I didn't know then, but I found out afterward that when a tiger makes a leap out of a tree he rolls over when he hits ground and turns a sort of summersault, so as to break the shock. There's a certain way to do it, that's all I know. But I knew when he said it, that the Royal Bengal Tigers from Ohio were like the others away out in India, in more ways than I ever thought about.
I said, "Bert, you can't do it—tigers are—
"Shut up," he said, "and listen—"
"Even if you did," I said—"No, I won't shut up—you listen. Even if you did, how could you get out? Have some sense. I've followed you all the time, but now you've got to listen. I like you better than any fellow—even Westy—and—please wait a minute—even Skinny. It's too late—Bert."
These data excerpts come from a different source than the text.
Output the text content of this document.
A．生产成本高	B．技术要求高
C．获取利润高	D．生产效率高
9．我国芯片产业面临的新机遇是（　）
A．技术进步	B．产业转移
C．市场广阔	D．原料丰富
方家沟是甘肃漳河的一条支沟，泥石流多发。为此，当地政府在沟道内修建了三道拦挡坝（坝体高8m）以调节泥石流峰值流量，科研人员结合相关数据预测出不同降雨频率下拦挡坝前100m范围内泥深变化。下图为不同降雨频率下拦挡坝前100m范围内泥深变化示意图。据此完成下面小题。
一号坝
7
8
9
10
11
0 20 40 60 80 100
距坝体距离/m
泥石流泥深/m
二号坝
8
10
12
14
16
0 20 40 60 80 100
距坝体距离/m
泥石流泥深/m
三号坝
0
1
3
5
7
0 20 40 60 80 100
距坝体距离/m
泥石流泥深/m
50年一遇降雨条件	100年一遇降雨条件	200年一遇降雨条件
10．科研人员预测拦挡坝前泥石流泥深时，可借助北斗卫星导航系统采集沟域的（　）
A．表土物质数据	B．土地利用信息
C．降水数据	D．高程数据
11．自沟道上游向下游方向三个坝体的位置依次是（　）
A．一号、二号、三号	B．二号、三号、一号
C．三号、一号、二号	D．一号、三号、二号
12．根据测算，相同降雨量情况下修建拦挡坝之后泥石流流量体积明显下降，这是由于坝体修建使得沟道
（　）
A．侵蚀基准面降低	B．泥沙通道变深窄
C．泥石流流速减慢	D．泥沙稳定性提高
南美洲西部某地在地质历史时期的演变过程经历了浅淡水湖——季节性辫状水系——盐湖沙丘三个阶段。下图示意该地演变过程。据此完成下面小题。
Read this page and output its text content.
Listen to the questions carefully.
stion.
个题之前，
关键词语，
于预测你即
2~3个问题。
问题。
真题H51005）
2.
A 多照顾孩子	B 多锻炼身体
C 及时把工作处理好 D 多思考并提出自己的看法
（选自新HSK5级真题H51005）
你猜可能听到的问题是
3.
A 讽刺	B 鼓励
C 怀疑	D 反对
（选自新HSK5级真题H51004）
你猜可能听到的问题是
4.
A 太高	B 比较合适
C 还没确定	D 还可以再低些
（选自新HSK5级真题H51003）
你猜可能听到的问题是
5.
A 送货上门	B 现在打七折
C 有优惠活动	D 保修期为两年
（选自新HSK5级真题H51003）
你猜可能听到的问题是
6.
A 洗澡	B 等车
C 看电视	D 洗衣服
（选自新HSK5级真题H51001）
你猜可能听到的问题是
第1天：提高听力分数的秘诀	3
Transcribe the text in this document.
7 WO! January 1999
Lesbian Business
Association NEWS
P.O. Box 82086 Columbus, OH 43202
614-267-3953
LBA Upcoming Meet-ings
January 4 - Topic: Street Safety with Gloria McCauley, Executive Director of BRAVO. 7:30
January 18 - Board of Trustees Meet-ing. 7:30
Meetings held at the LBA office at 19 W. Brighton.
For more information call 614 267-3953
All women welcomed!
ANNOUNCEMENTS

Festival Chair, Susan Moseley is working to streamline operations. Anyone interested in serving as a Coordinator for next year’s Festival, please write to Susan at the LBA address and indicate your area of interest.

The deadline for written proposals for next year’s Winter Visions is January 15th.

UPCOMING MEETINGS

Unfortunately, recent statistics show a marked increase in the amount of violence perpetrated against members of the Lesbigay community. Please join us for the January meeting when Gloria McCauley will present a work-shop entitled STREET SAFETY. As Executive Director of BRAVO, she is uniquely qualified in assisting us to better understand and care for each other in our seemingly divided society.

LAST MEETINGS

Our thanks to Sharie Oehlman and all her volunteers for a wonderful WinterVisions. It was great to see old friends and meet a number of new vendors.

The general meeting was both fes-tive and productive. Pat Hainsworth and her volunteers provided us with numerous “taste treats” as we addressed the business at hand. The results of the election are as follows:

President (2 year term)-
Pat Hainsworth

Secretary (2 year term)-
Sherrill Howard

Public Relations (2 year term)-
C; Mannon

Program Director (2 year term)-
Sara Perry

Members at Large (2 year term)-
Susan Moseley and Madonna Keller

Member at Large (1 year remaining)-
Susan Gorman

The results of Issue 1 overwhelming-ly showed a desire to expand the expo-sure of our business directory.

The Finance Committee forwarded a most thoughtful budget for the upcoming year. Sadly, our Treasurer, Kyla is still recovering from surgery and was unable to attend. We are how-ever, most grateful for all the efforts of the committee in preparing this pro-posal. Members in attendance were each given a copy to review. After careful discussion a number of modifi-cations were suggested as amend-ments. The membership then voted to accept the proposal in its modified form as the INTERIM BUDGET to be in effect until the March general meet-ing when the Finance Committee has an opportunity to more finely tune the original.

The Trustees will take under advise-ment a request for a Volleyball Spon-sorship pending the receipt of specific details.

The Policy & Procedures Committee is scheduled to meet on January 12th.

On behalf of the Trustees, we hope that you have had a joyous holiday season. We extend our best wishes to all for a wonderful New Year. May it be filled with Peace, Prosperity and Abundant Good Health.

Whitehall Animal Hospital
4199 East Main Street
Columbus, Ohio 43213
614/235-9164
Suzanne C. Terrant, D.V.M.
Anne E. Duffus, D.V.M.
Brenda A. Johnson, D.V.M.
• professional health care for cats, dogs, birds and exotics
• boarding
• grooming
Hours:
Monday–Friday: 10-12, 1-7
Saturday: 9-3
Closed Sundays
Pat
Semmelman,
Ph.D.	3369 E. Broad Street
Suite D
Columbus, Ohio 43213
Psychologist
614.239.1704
He said, "Blakeley, we have two chances—just two. You know the third law. I don't tell you what you've got to do, Blakeley. That's your business—but listen." He put his hand on my shoulder and his voice was all husky. He said, "Blakeley, if I don't make it, you'll have my body to ease the shock for you. People—people will be here to-morrow—you'll get out. It's getting in we have to think about. If I don't make it, try to land on your feet—a little forward—like this—see? And duck your head and do a summersault forward—see? If you don't want to, it's none of my business. Only I'm telling you how. Here," he said, and he threw a lot of things out of his pockets; "you give them to my patrol."
"Keep them," I said, "I'll get them when I come down, if that's necessary. It's—it's you and I and Skinny, Bert—sink or swim—live or die—it's the three of us. I'm ready."